Japan has long had an image as a country of workaholics, dedicating their lives to the almighty yen. But recent Japanese movies, especially at the lower end of the budget spectrum, are full of furiitā (“freeter,” a fairly young part-timer or freelancer) trying to decide what to do with their lives.

Kiyohiko Shibukawa, a former model with distinctive chiseled features and a deep, radio-ready voice, has often played the slacker version of this type in such films as “Lowlife Love” (2015), “Obon Brothers” (2015) and “And the Mud Ship Sails Away” (2013). He’s the industry’s go-to good-for-nothing.
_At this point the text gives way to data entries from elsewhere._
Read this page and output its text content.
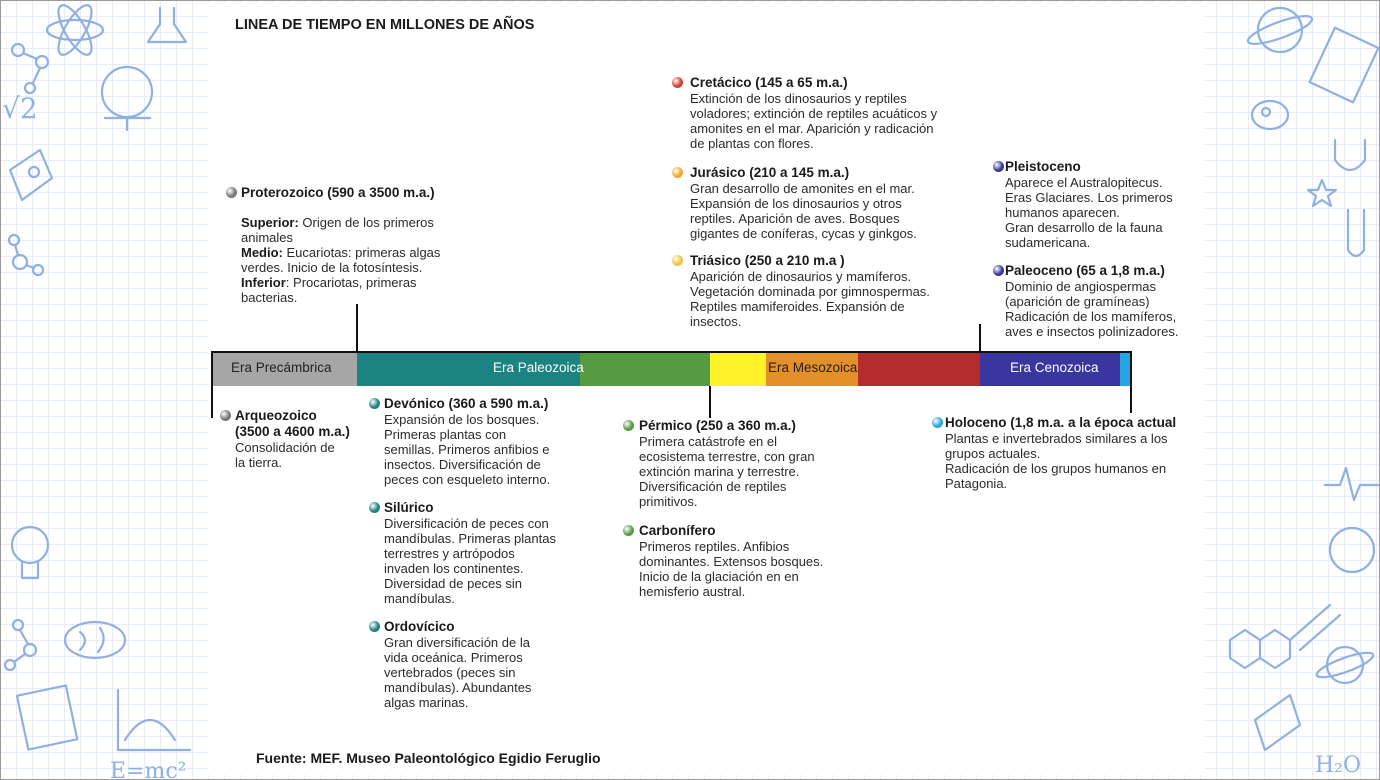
√2
E=mc²	H₂O
LINEA DE TIEMPO EN MILLONES DE AÑOS
Era Precámbrica	Era Paleozoica	Era Mesozoica	Era Cenozoica
Proterozoico (590 a 3500 m.a.)
Superior: Origen de los primeros animales
Medio: Eucariotas: primeras algas verdes. Inicio de la fotosíntesis.
Inferior: Procariotas, primeras bacterias.
Arqueozoico (3500 a 4600 m.a.)
Consolidación de
la tierra.
Devónico (360 a 590 m.a.)
Expansión de los bosques.
Primeras plantas con
semillas. Primeros anfibios e
insectos. Diversificación de
peces con esqueleto interno.
Silúrico
Diversificación de peces con
mandíbulas. Primeras plantas
terrestres y artrópodos
invaden los continentes.
Diversidad de peces sin
mandíbulas.
Ordovícico
Gran diversificación de la
vida oceánica. Primeros
vertebrados (peces sin
mandíbulas). Abundantes
algas marinas.
Pérmico (250 a 360 m.a.)
Primera catástrofe en el
ecosistema terrestre, con gran
extinción marina y terrestre.
Diversificación de reptiles
primitivos.
Carbonífero
Primeros reptiles. Anfibios
dominantes. Extensos bosques.
Inicio de la glaciación en en
hemisferio austral.
Cretácico (145 a 65 m.a.)
Extinción de los dinosaurios y reptiles
voladores; extinción de reptiles acuáticos y
amonites en el mar. Aparición y radicación
de plantas con flores.
Jurásico (210 a 145 m.a.)
Gran desarrollo de amonites en el mar.
Expansión de los dinosaurios y otros
reptiles. Aparición de aves. Bosques
gigantes de coníferas, cycas y ginkgos.
Triásico (250 a 210 m.a )
Aparición de dinosaurios y mamíferos.
Vegetación dominada por gimnospermas.
Reptiles mamiferoides. Expansión de
insectos.
Pleistoceno
Aparece el Australopitecus.
Eras Glaciares. Los primeros
humanos aparecen.
Gran desarrollo de la fauna
sudamericana.
Paleoceno (65 a 1,8 m.a.)
Dominio de angiospermas
(aparición de gramíneas)
Radicación de los mamíferos,
aves e insectos polinizadores.
Holoceno (1,8 m.a. a la época actual
Plantas e invertebrados similares a los
grupos actuales.
Radicación de los grupos humanos en
Patagonia.
Fuente: MEF. Museo Paleontológico Egidio Feruglio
In Ken Iizuka’s quirky ensemble comedy “Enokida Trading Post,” Shibukawa is Yojiro Enokida, who runs a cluttered recycle shop in rural Gunma Prefecture. In his own words, he deals in anything “that’s not garbage,” but business is hardly booming, not that Enokida really cares. Even so, he has two employees: The feisty Chiaki (Sairi Ito) and the testy Kiyoharu (Ryu Morioka), who tend to get on each other’s nerves.

Enokida Trading Post (Enokida Boekido)
Rating
Run Time 110 mins.
Language JAPANESE

He also has loyal customers — or rather hangers-on — including Yoko (Kimiko Yo), an eccentric middle-aged woman who is carrying on a heated affair with the local laundromat owner, and Jo (Kenichi Takito), a nervous type who is helping his mother run the family hot springs inn while boasting about his glory days as an assistant director in Tokyo. He claims to be writing a film script, though he never divulges its contents — or prospects.
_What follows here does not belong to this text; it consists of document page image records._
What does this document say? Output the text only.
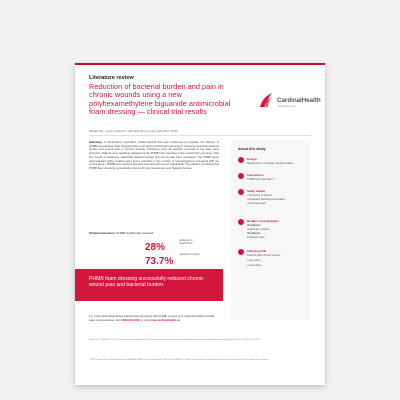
Literature review
Reduction of bacterial burden and pain in chronic wounds using a new polyhexamethylene biguanide antimicrobial foam dressing — clinical trial results
Sibbald RG, Coutts P, Woo KY. Adv Skin Wound Care 2011;24(2):78-84.
CardinalHealth
Essential to care
Summary: A randomized, controlled, double-blinded trial was conducted to compare the efficacy of PHMB-impregnated foam dressing with a non-antimicrobial foam dressing in reducing superficial bacterial burden and wound pain in chronic wounds. Outcomes from 45 patients recruited at two sites were analyzed. Patients were randomly assigned to the PHMB foam dressing or the control foam dressing. After four weeks of treatment, superficial bacterial burden and wound pain were measured. The PHMB group demonstrated higher healing rates and a reduction in the number of microorganisms compared with the control group. PHMB foam reduced bacterial load and pain scores significantly. The authors concluded that PHMB foam dressing successfully reduced chronic wound pain and bacterial burden.
Clinical outcomes: PHMB significantly reduced:
28%
reduction in organisms¹
73.7%
reported no pain²
PHMB foam dressing successfully reduced chronic wound pain and bacterial burden.
For more information about antimicrobial dressings with PHMB, contact your Cardinal Health Canada sales representative, call 1.800.291.0333 or visit shop.cardinalhealth.ca
References: 1. Sibbald RG, et al. Reduction of bacterial burden and pain in chronic wounds using a new polyhexamethylene biguanide antimicrobial foam dressing. Adv Skin Wound Care 2011;24(2):78-84.
© 2018 Cardinal Health. All Rights Reserved. CARDINAL HEALTH, the Cardinal Health LOGO and ESSENTIAL TO CARE are trademarks of Cardinal Health and may be registered in the US and/or in other countries.
About this study
Design
Randomized, controlled, double-blinded
Intervention
PHMB foam (Kendall™)
Study details
• University of Toronto
• Evaluated bacterial colonization
• Evaluated pain
Number of participants
45 patients
treated per protocol
40 patients
included in trial
Patient profile
Patients with chronic wounds
• Leg ulcers
• Foot ulcers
Naturally this quintet, which our hero jokingly dubs the “Enokida cult,” has their secrets, most of which have to do with sex of the comic sort. They also have frustrations, aspirations and difficult choices to make, though Iizuka’s original script has little in the way of a plot.

The film plays like a sitcom, if one too low-key and offbeat for Japanese network TV, that likes its comedy loud and broad. It’s also a shift for Iizuka from his frenetic manzai comedy “Laughing Lucky Cats” (2017) and wacky manga adaptation “Arakawa Under the Bridge” (2012).
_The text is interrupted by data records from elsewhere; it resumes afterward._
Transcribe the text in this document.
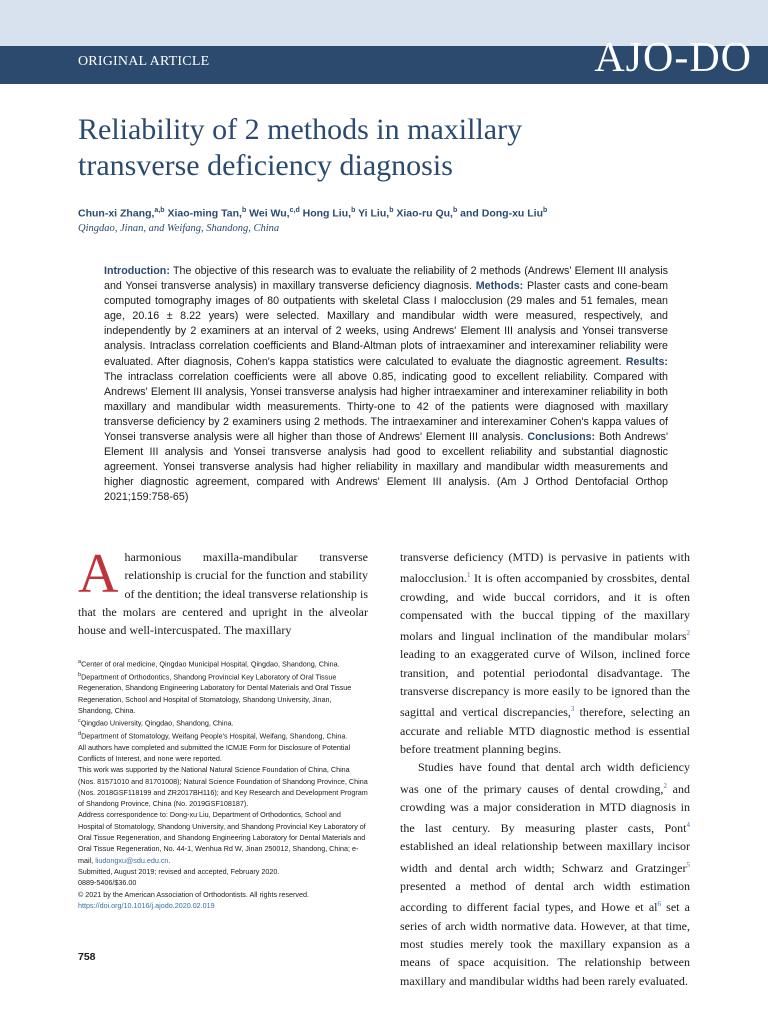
ORIGINAL ARTICLE	AJO-DO
Reliability of 2 methods in maxillary
transverse deficiency diagnosis
Chun-xi Zhang,$^{a,b}$ Xiao-ming Tan,$^b$ Wei Wu,$^{c,d}$ Hong Liu,$^b$ Yi Liu,$^b$ Xiao-ru Qu,$^b$ and Dong-xu Liu$^b$
Qingdao, Jinan, and Weifang, Shandong, China
Introduction: The objective of this research was to evaluate the reliability of 2 methods (Andrews' Element III analysis and Yonsei transverse analysis) in maxillary transverse deficiency diagnosis. Methods: Plaster casts and cone-beam computed tomography images of 80 outpatients with skeletal Class I malocclusion (29 males and 51 females, mean age, 20.16 ± 8.22 years) were selected. Maxillary and mandibular width were measured, respectively, and independently by 2 examiners at an interval of 2 weeks, using Andrews' Element III analysis and Yonsei transverse analysis. Intraclass correlation coefficients and Bland-Altman plots of intraexaminer and interexaminer reliability were evaluated. After diagnosis, Cohen's kappa statistics were calculated to evaluate the diagnostic agreement. Results: The intraclass correlation coefficients were all above 0.85, indicating good to excellent reliability. Compared with Andrews' Element III analysis, Yonsei transverse analysis had higher intraexaminer and interexaminer reliability in both maxillary and mandibular width measurements. Thirty-one to 42 of the patients were diagnosed with maxillary transverse deficiency by 2 examiners using 2 methods. The intraexaminer and interexaminer Cohen's kappa values of Yonsei transverse analysis were all higher than those of Andrews' Element III analysis. Conclusions: Both Andrews' Element III analysis and Yonsei transverse analysis had good to excellent reliability and substantial diagnostic agreement. Yonsei transverse analysis had higher reliability in maxillary and mandibular width measurements and higher diagnostic agreement, compared with Andrews' Element III analysis. (Am J Orthod Dentofacial Orthop 2021;159:758-65)
A harmonious maxilla-mandibular transverse relationship is crucial for the function and stability of the dentition; the ideal transverse relationship is that the molars are centered and upright in the alveolar house and well-intercuspated. The maxillary
$^a$Center of oral medicine, Qingdao Municipal Hospital, Qingdao, Shandong, China.
$^b$Department of Orthodontics, Shandong Provincial Key Laboratory of Oral Tissue Regeneration, Shandong Engineering Laboratory for Dental Materials and Oral Tissue Regeneration, School and Hospital of Stomatology, Shandong University, Jinan, Shandong, China.
$^c$Qingdao University, Qingdao, Shandong, China.
$^d$Department of Stomatology, Weifang People's Hospital, Weifang, Shandong, China.
All authors have completed and submitted the ICMJE Form for Disclosure of Potential Conflicts of Interest, and none were reported.
This work was supported by the National Natural Science Foundation of China, China (Nos. 81571010 and 81701008); Natural Science Foundation of Shandong Province, China (Nos. 2018GSF118199 and ZR2017BH116); and Key Research and Development Program of Shandong Province, China (No. 2019GSF108187).
Address correspondence to: Dong-xu Liu, Department of Orthodontics, School and Hospital of Stomatology, Shandong University, and Shandong Provincial Key Laboratory of Oral Tissue Regeneration, and Shandong Engineering Laboratory for Dental Materials and Oral Tissue Regeneration, No. 44-1, Wenhua Rd W, Jinan 250012, Shandong, China; e-mail, liudongxu@sdu.edu.cn.
Submitted, August 2019; revised and accepted, February 2020.
0889-5406/$36.00
© 2021 by the American Association of Orthodontists. All rights reserved.
https://doi.org/10.1016/j.ajodo.2020.02.019
758

transverse deficiency (MTD) is pervasive in patients with malocclusion.$^1$ It is often accompanied by crossbites, dental crowding, and wide buccal corridors, and it is often compensated with the buccal tipping of the maxillary molars and lingual inclination of the mandibular molars$^2$ leading to an exaggerated curve of Wilson, inclined force transition, and potential periodontal disadvantage. The transverse discrepancy is more easily to be ignored than the sagittal and vertical discrepancies,$^3$ therefore, selecting an accurate and reliable MTD diagnostic method is essential before treatment planning begins.

Studies have found that dental arch width deficiency was one of the primary causes of dental crowding,$^2$ and crowding was a major consideration in MTD diagnosis in the last century. By measuring plaster casts, Pont$^4$ established an ideal relationship between maxillary incisor width and dental arch width; Schwarz and Gratzinger$^5$ presented a method of dental arch width estimation according to different facial types, and Howe et al$^6$ set a series of arch width normative data. However, at that time, most studies merely took the maxillary expansion as a means of space acquisition. The relationship between maxillary and mandibular widths had been rarely evaluated.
Too much of the humor verges on the trite or obvious, as in the running gag of a chubby pre-pubescent boy who always has his eye glued to a barbershop window when Enokida is making love to its sexy, if volatile, proprietor (Reiko Kataoka) inside. (It’s funnier when, after Enokida’s first departure, she goes to the window and laughs right into the kid’s surprised face. Not that that discourages him.)

And when the film turns serious, as in Kiyoharu’s long heart-to-heart with Chiaki about his troubled past, it descends toward the talky and maudlin.

Thankfully, the strong veteran cast makes even the lamest bits at least watchable. The stand-out is Ito as Chiaki: In contrast to the jokey types around her, Chiaki is a straight-ahead energy source, if one seething with an unexpressed discontent. When Yoko teases the truth out of her — her marriage is sexless — and suggests that she drag her hubby to a nearby sex museum, Chiaki enthusiastically follows through. The ensuing gags, mostly involving dildos, could have been cringe-worthy, but Ito’s inspired performance makes them work.

Meanwhile, Shibukawa is on likable autopilot, doing what he has done many times before. Maybe it’s time to hit reset — and say so long to slackers.